All the elements heavier than H and He were created inside either the life or the death of a star, meaning that you and I are literally made of stardust. There’s some perspective for you.

Diamond the size of Jupiter

17 Sep

Now that we’ve established how awesome neutron stars are, I’m going to tell you about another crazy happening of the neutron star world. Once the neutron star is formed from the remnants of the supernova, it will generally cool and its spin will slow. Often, however, there is something else nearby that will get sucked in by the neutron star’s strong gravitational pull, causing the neutron star to speed up and heat up again. A rotating, highly magnetized neutron star is called a pulsar. The pulsing is caused by flashes of electromagnetic radiation emitted from the magnetic poles as the neutron star rapidly rotates.
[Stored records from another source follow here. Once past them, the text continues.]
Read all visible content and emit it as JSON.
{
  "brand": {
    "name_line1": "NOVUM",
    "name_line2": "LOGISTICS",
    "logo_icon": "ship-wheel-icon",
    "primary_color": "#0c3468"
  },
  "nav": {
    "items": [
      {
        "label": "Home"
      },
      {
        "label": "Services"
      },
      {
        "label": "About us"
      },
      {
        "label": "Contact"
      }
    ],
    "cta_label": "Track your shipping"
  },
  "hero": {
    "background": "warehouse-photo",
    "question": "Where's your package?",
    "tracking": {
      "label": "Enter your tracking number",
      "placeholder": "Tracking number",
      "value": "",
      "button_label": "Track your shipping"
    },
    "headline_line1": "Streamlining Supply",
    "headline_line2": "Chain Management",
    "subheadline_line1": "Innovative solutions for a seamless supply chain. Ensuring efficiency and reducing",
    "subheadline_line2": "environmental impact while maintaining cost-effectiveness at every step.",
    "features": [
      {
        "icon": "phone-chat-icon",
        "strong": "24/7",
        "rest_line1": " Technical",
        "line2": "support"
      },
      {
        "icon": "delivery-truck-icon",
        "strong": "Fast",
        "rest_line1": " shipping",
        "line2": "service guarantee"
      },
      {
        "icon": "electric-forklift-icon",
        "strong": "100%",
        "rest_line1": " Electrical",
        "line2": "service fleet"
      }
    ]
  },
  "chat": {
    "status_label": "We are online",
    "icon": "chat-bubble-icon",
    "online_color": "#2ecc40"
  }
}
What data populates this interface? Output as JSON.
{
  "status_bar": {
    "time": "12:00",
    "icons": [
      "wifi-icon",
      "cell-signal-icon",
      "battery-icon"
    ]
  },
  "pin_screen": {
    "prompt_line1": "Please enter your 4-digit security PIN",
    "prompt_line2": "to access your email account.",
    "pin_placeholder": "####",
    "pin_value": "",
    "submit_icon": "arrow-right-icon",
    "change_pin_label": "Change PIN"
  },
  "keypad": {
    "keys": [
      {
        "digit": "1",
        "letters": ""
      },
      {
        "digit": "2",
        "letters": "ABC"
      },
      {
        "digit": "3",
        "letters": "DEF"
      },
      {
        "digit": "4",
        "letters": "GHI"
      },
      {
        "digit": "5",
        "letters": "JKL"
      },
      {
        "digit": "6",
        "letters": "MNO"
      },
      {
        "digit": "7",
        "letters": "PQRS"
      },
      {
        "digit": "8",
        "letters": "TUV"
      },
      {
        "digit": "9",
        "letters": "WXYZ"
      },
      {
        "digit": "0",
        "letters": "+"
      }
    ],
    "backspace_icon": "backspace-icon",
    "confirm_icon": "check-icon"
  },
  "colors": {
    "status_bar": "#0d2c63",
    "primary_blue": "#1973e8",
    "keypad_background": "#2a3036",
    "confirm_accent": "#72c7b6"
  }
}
Our astronomer friends in Australia have discovered one of these systems, a millisecond pulsar binary. The binary bit tells us that the pulsar is rotating around another body, and the millisecond bit tells us that the neutron star is rotating very fast due to having been fed by its binary companion. In this case, the companion was a carbon-rich white dwarf, a type of star. But a large part of the star has been sucked off by the neutron star’s strong gravitational force. And, deprived of its mass, the star became a planet. Here’s the kicker. What was left of the companion mass was mostly carbon, which then crystallized under the intense heat and pressure to form a diamond the size of Jupiter.

This discovery was debuted in a paper that was published in Science online in August, and I have to say it really makes me laugh. The diamond part isn’t even mentioned in the abstract, and doesn’t show up until almost the end of the paper, where it says, “The chemical composition, pressure and dimensions of the companion make it certain to be crystallized (i.e., diamond).” Were I to discover a diamond the size of Jupiter, I think I would put that in the title of the paper!